For this challenge we need to find another machine in the network that we can get the Candy Striper password from.

Using the command ifconfig we learn that our IP address is 192.168.160.3, so let's start with a simple scan of our local class C network with nmap to see what is there.

nmap -sn 192.168.160.1/24

Screenshot

From this we see that there is a server named ipv6-server.ipv6guest.kringlecastle.com with the IPv4 address 192.168.160.2. Let's see what ports are open on it.

map -sT 192.168.160.2

Screenshot

Port 80 is open, so let's see what we get when we connect.

curl 192.168.160.2

Screenshot

Unsurprisingly, given the description of this challenge, there is nothing interesting on the IPv4 port. So, let's see what IPv6 ports are open.

nmap -6 -sT ipv6-server.ipv6guest.kringlecastle.com

Screenshot

Now we see two ports, 80 and 9000 are open. Using cURL with both of these ports we find the answer we are looking for on port 9000.

curl http://[2604:6000:1528:cd:d55a:f8a7:d30a:e405]:80
curl http://[2604:6000:1528:cd:d55a:f8a7:d30a:e405]:9000

Screenshot

Answer

PieceOnEarth

Completion

Talk to Jewel to receive hints for Objective 5) Strange USB Device

Great work!

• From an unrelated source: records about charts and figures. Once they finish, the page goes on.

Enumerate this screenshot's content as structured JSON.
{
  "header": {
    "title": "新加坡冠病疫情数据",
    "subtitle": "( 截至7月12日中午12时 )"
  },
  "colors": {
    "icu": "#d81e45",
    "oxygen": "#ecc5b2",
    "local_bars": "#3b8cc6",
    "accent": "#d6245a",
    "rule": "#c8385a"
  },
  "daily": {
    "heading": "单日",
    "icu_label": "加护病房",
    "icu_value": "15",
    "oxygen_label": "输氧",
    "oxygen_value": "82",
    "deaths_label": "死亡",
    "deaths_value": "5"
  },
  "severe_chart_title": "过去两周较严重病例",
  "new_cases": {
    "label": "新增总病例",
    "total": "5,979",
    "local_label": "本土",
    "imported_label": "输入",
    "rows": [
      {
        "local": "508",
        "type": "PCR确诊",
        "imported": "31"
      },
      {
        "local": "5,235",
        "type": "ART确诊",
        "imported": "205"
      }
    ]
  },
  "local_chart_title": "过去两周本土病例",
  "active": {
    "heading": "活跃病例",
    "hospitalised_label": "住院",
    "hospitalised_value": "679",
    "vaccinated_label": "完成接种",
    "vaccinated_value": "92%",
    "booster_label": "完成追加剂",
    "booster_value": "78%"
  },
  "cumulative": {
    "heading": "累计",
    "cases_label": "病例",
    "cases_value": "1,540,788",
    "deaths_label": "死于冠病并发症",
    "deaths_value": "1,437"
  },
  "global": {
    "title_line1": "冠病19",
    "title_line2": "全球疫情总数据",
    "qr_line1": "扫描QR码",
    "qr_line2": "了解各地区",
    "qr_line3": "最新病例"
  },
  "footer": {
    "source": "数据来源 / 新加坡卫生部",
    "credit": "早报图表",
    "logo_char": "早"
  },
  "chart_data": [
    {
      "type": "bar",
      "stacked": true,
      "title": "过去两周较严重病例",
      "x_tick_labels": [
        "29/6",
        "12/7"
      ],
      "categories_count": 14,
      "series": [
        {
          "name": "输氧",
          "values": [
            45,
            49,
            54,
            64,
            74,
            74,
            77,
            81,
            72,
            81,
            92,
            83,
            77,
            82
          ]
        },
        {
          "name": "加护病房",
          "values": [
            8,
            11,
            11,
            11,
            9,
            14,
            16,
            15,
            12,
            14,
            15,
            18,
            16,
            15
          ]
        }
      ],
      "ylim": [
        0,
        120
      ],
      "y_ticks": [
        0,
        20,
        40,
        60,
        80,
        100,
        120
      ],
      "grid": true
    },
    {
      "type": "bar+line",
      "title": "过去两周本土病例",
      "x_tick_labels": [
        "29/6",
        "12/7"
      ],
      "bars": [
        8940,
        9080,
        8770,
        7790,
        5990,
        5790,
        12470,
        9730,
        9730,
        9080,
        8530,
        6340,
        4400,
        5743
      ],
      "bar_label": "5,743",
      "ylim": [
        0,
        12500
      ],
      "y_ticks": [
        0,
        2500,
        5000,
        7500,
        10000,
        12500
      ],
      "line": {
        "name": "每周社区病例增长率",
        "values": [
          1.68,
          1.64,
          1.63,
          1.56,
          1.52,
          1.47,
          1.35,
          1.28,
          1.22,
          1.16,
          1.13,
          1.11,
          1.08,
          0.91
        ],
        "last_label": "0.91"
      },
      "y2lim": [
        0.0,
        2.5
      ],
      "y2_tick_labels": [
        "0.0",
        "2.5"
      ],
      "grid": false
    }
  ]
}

It seems simpler now that I've seen it once. Thanks for showing me!
Prof. Petabyte warned us about random USB devices. They might be malicious keystroke injectors!
A troll could program a keystroke injector to deliver malicious keystrokes when it is plugged in.
Ducky Script is a language used to specify those keystrokes.
What commands would a troll try to run on our workstations?
I heard that SSH keys can be used as backdoors. Maybe that's useful?